In Fremont County is a lush green town named according to an article published by Smithsonian magazine.

It is only recently that he was compelled to return to Australia to prosper from self-government to wholesome and to cultures of central Australia.

I then fed this model another ~2B tokens, and saved the activations of the transformer block's MLP layer (dim=512). With these activations I trained a sparse autoencoder whose internal feature dimension was 32x (dim=16384) larger than the activations. After letting the model run for a very long time (long after the loss seemed to plateau, something the authors noted as being crucial), my SAE turned out pretty well!3

To figure out what each neuron does, I fed the SAE a bunch of data (more specifically, I fed in the activations of tokens from the transformer), and kept note of the tokens which made a given neuron light up most.
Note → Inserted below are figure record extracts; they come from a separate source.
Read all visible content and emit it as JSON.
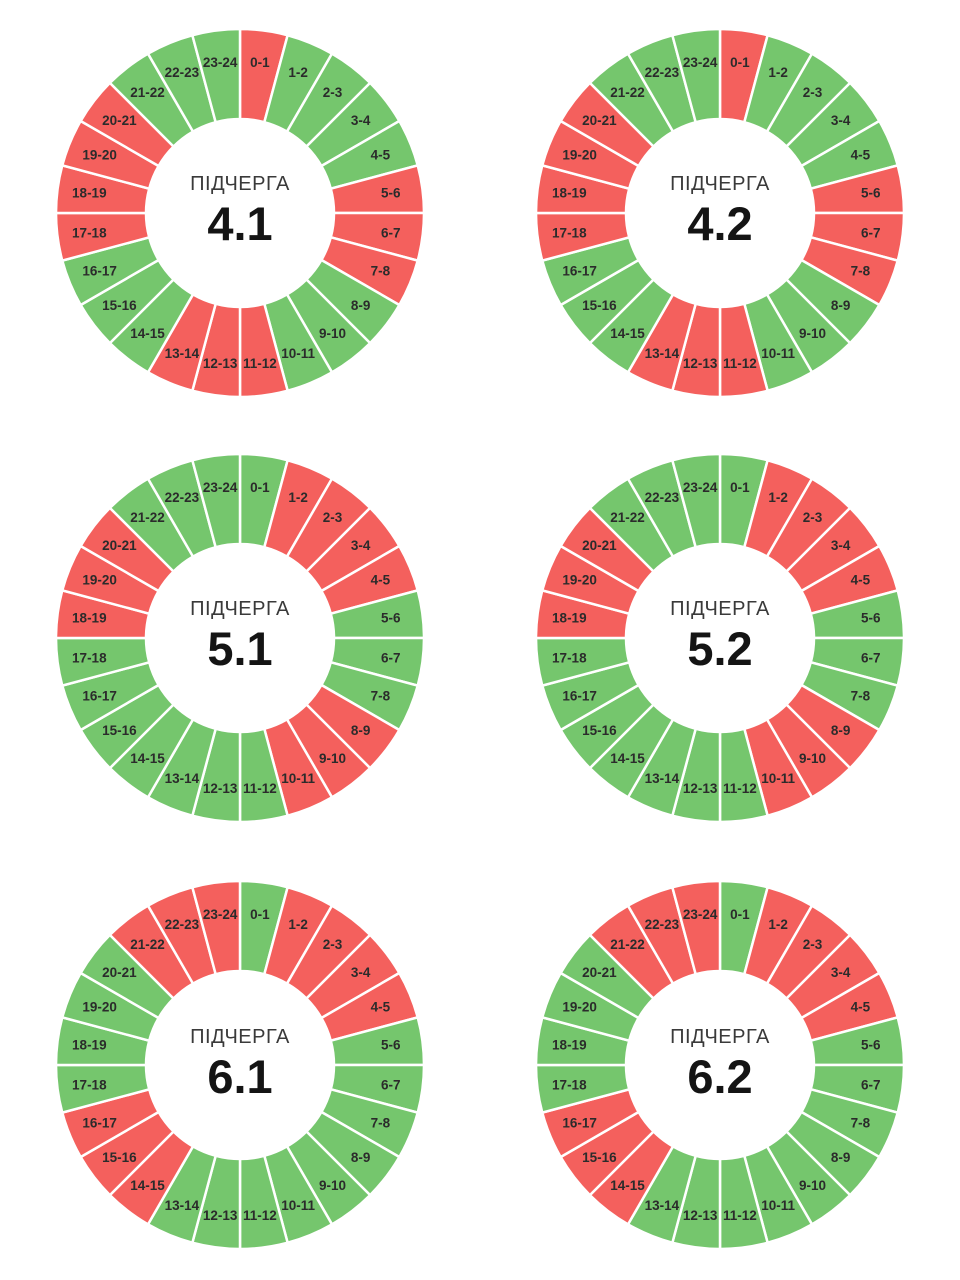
{
  "page": {
    "background_color": "#ffffff"
  },
  "chart_data": {
    "type": "pie",
    "variant": "donut",
    "layout": {
      "grid": "2x3",
      "legend": "none",
      "segments_per_chart": 24,
      "segment_angle_deg": 15,
      "start_position": "12-oclock-clockwise"
    },
    "categories": [
      "0-1",
      "1-2",
      "2-3",
      "3-4",
      "4-5",
      "5-6",
      "6-7",
      "7-8",
      "8-9",
      "9-10",
      "10-11",
      "11-12",
      "12-13",
      "13-14",
      "14-15",
      "15-16",
      "16-17",
      "17-18",
      "18-19",
      "19-20",
      "20-21",
      "21-22",
      "22-23",
      "23-24"
    ],
    "state_colors": {
      "on": "#75C66D",
      "off": "#F4605D"
    },
    "divider_color": "#ffffff",
    "label_color": "#2b2b2b",
    "charts": [
      {
        "center_label": "ПІДЧЕРГА",
        "center_value": "4.1",
        "states": [
          "off",
          "on",
          "on",
          "on",
          "on",
          "off",
          "off",
          "off",
          "on",
          "on",
          "on",
          "off",
          "off",
          "off",
          "on",
          "on",
          "on",
          "off",
          "off",
          "off",
          "off",
          "on",
          "on",
          "on"
        ]
      },
      {
        "center_label": "ПІДЧЕРГА",
        "center_value": "4.2",
        "states": [
          "off",
          "on",
          "on",
          "on",
          "on",
          "off",
          "off",
          "off",
          "on",
          "on",
          "on",
          "off",
          "off",
          "off",
          "on",
          "on",
          "on",
          "off",
          "off",
          "off",
          "off",
          "on",
          "on",
          "on"
        ]
      },
      {
        "center_label": "ПІДЧЕРГА",
        "center_value": "5.1",
        "states": [
          "on",
          "off",
          "off",
          "off",
          "off",
          "on",
          "on",
          "on",
          "off",
          "off",
          "off",
          "on",
          "on",
          "on",
          "on",
          "on",
          "on",
          "on",
          "off",
          "off",
          "off",
          "on",
          "on",
          "on"
        ]
      },
      {
        "center_label": "ПІДЧЕРГА",
        "center_value": "5.2",
        "states": [
          "on",
          "off",
          "off",
          "off",
          "off",
          "on",
          "on",
          "on",
          "off",
          "off",
          "off",
          "on",
          "on",
          "on",
          "on",
          "on",
          "on",
          "on",
          "off",
          "off",
          "off",
          "on",
          "on",
          "on"
        ]
      },
      {
        "center_label": "ПІДЧЕРГА",
        "center_value": "6.1",
        "states": [
          "on",
          "off",
          "off",
          "off",
          "off",
          "on",
          "on",
          "on",
          "on",
          "on",
          "on",
          "on",
          "on",
          "on",
          "off",
          "off",
          "off",
          "on",
          "on",
          "on",
          "on",
          "off",
          "off",
          "off"
        ]
      },
      {
        "center_label": "ПІДЧЕРГА",
        "center_value": "6.2",
        "states": [
          "on",
          "off",
          "off",
          "off",
          "off",
          "on",
          "on",
          "on",
          "on",
          "on",
          "on",
          "on",
          "on",
          "on",
          "off",
          "off",
          "off",
          "on",
          "on",
          "on",
          "on",
          "off",
          "off",
          "off"
        ]
      }
    ]
  }
}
A reasonable summary of my findings would be that most neurons correspond to specific, common words (e.g. "what" or "to"), though some are more general and will fire for any synonym of a given word. Looking at different features was really fun, below are some of my favorites. Highlighted in orange is the token on which the neuron fired, and I have included some of the surrounding tokens for context:

Neuron 512 — indefinite pronouns

  • ...because they only earn their own living and nobody helps them with their harvest. They...
  • She wanted to pay him more than anyone else. He took the offer...
  • When a monk or someone passes through seeking refuge on a mountain...

Neuron 565 — tenses of "do"

  • Even if we take the laser away, this does not affect the physics of the situation...
  • ...significantly higher levels of vitamin E than those who did not. The study found no association...
  • It is important to note that we could do it the other way: that is, by...

Neuron 642 — lengths of time

  • Over the past two centuries the Senate has probed issues such as interstate...
  • ...few birds nesting there. Last year the birds were recorded breeding at Grande...
  • ...personal note to Hillary Clinton about the agenda for next week's meeting, you'd...

I only looked at a small fraction of features, so I'm sure there are a bunch of cool ones that I missed. Anthropic labeled their features algorithmically using Claude, but I chose to just do it manually for a random assortment of features. At some point I'd like to replicate this on a larger, open-source, pre-trained model (perhaps something like Mistral 7B), and when/if I do, I'd probably use a similar approach (using LLMs for labeling) since I think it would be cool to have a big dictionary of all the features.

I should have my code for this on my GitHub soon. Thanks for reading, and let me know what you think!



  1. Feature is a very loose term for an interpretable thing, at any level of specificity. Think dog or golden retriever or the word to.
  2. This works because if n neurons encode features in directions not completely orthogonal to each other, they can embed many more than n features. This, of course, means that there will be some noise/interference between features, though the sparsity of the data (combined with non-linear activations) makes this noise largely irrelevant, since the likelyhood that two distinct and uncorrelated features will occur together is very small.
  3. Training a sparse autoencoder is actually really difficult, and it took me a couple of days to finally get everything right to the point where I had interpretable neurons. Even then, I estimate that only around a third of the neurons are actually interpretable. This is because most of the neurons end up being totally dead (they don't fire at all) or still polysemantic (they fire too often and on unrelated things). Dead neurons are mainly a defect caused by the L1 penalty, wich the authors solved using a fairly complicated resampling strategy of which I implemented a much simpler, and it seems less effective, version. Why there are still polysemantic neurons is less clear, though I theorize it's mostly a combination of lack of training time and too few tokens.